Moreover, neither case A or C were lab confirmed, even though both infections were fatal and case A was in the ICU for 7 days after disease onset (including intubation for the final 5 days) and case C was hospitalized for 8 days after disease onset, including 5 days in the ICU where he was intubated.  Thus, if these two key cases were not linked to additional pneumonia cases, it is likely that they would have never been reported, even though they were fatally infected with MERS-CoV.

In addition to the detail in the paper, more information on the index case and his older son (who was lab confirmed) were available from many media reports and videos (see CNN/Reuters clip in first 26 seconds), including an English language report covered by ProMED.  The confirmed son (Hesham Mohamed Al Bin Sheik) indicated is father (the index case, Mohamed Al Sheik) was infected in the hospital and the son developed symptoms 3 days after his father’s death.  A second son (Abdullah Mohamed Al Bin Sheik) also developed symptoms and was also hospitalized.  Media reports included pictures of both sons in their hospital beds, as well as news conferences when each was discharged.  Media reports indicated a daughter was also symptomatic, but she tested negative and recovered without hospitalization.  Thus, the transmission chain was longer than the linkage between the index cases and his confirmed son, and the number of recovered cases was higher than the one confirmed case.

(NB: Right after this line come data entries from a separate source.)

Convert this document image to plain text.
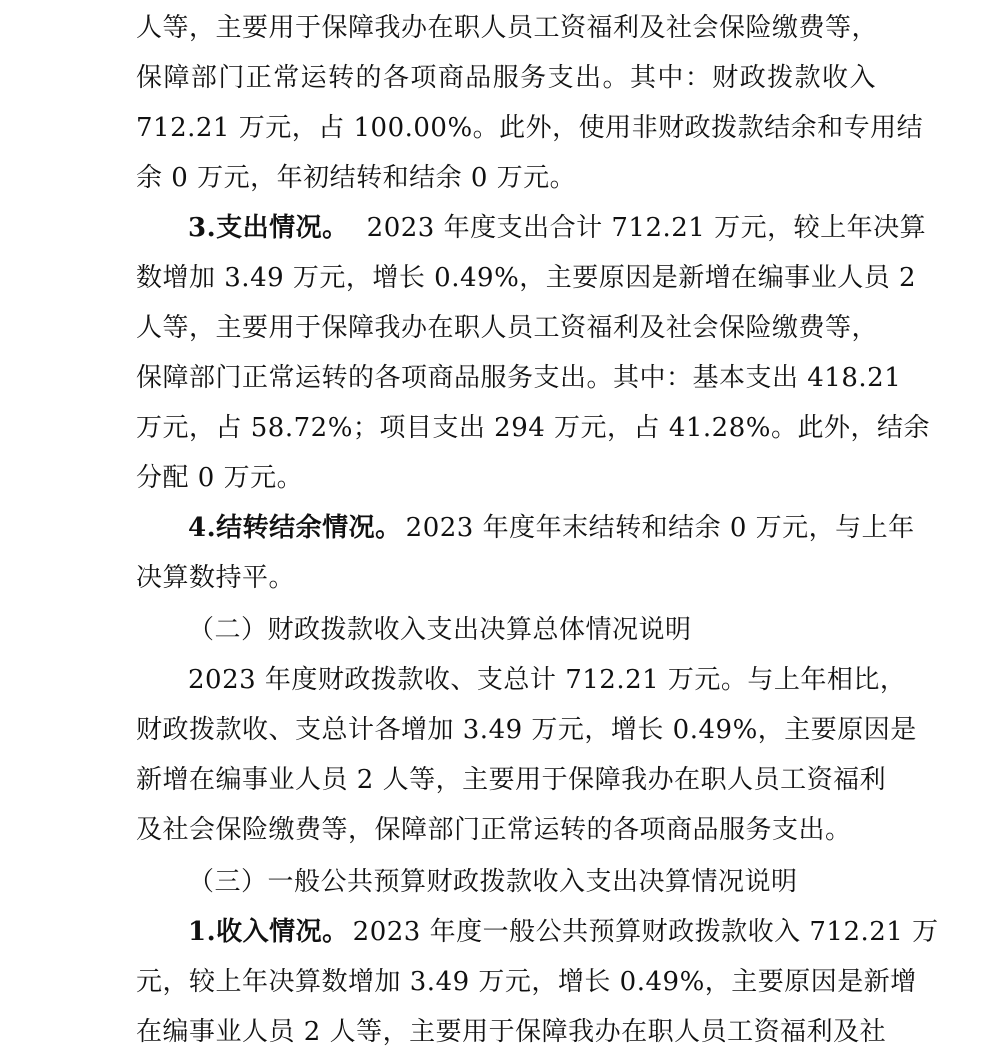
人等，主要用于保障我办在职人员工资福利及社会保险缴费等，
保障部门正常运转的各项商品服务支出。其中：财政拨款收入
712.21 万元，占 100.00%。此外，使用非财政拨款结余和专用结
余 0 万元，年初结转和结余 0 万元。
3.支出情况。 2023 年度支出合计 712.21 万元，较上年决算
数增加 3.49 万元，增长 0.49%，主要原因是新增在编事业人员 2
人等，主要用于保障我办在职人员工资福利及社会保险缴费等，
保障部门正常运转的各项商品服务支出。其中：基本支出 418.21
万元，占 58.72%；项目支出 294 万元，占 41.28%。此外，结余
分配 0 万元。
4.结转结余情况。 2023 年度年末结转和结余 0 万元，与上年
决算数持平。
（二）财政拨款收入支出决算总体情况说明
2023 年度财政拨款收、支总计 712.21 万元。与上年相比，
财政拨款收、支总计各增加 3.49 万元，增长 0.49%，主要原因是
新增在编事业人员 2 人等，主要用于保障我办在职人员工资福利
及社会保险缴费等，保障部门正常运转的各项商品服务支出。
（三）一般公共预算财政拨款收入支出决算情况说明
1.收入情况。 2023 年度一般公共预算财政拨款收入 712.21 万
元，较上年决算数增加 3.49 万元，增长 0.49%，主要原因是新增
在编事业人员 2 人等，主要用于保障我办在职人员工资福利及社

The older son is one of only seven confirmed MERS-CoV KSA cases who has been discharged.  KSA has reported 32 deaths, which includes the vast majority of confirmed cases from the Al Hasa outbreak, which produces a case fatality rate of 82% for confirmed cases with outcomes (10 of the confirmed cases are hospitalized, but most are in critical condition and on life support).  The two milder unconfirmed cases in the family of the index case would lower this rate if they were confirmed, which is also likely for additional suspect cases cited in the paper.

However, in addition to the cases in the paper, they are likely many more infected cases among the hundreds or thousands of cases which have tested negative because the collection times of the samples were sub-optimal, or collections were limited to the upper respiratory tract, where viral RNA levels may be below detection limits.

The paper clearly shows that MERS-CoV is readily transmitted to patients and HCWs and the number of infected contacts is markedly higher than the small number of confirmed cases.  Many of these additional cases would be identified through antibody testing, as was seen in the Jordan ICU outbreak, which would also significantly lower the CFR, which is much higher in KSA than the Jordan ICU cluster or onward transmission cases outside of the Middle East.

The paper provides dramatic evidence for similarities between the spread of MERS-CoV and SARS-CoV in 2003, and raises serious concerns about potential infections and spread linked to Umrah associated with Ramadan beginning July 9, as well as the Hajj in KSA in October.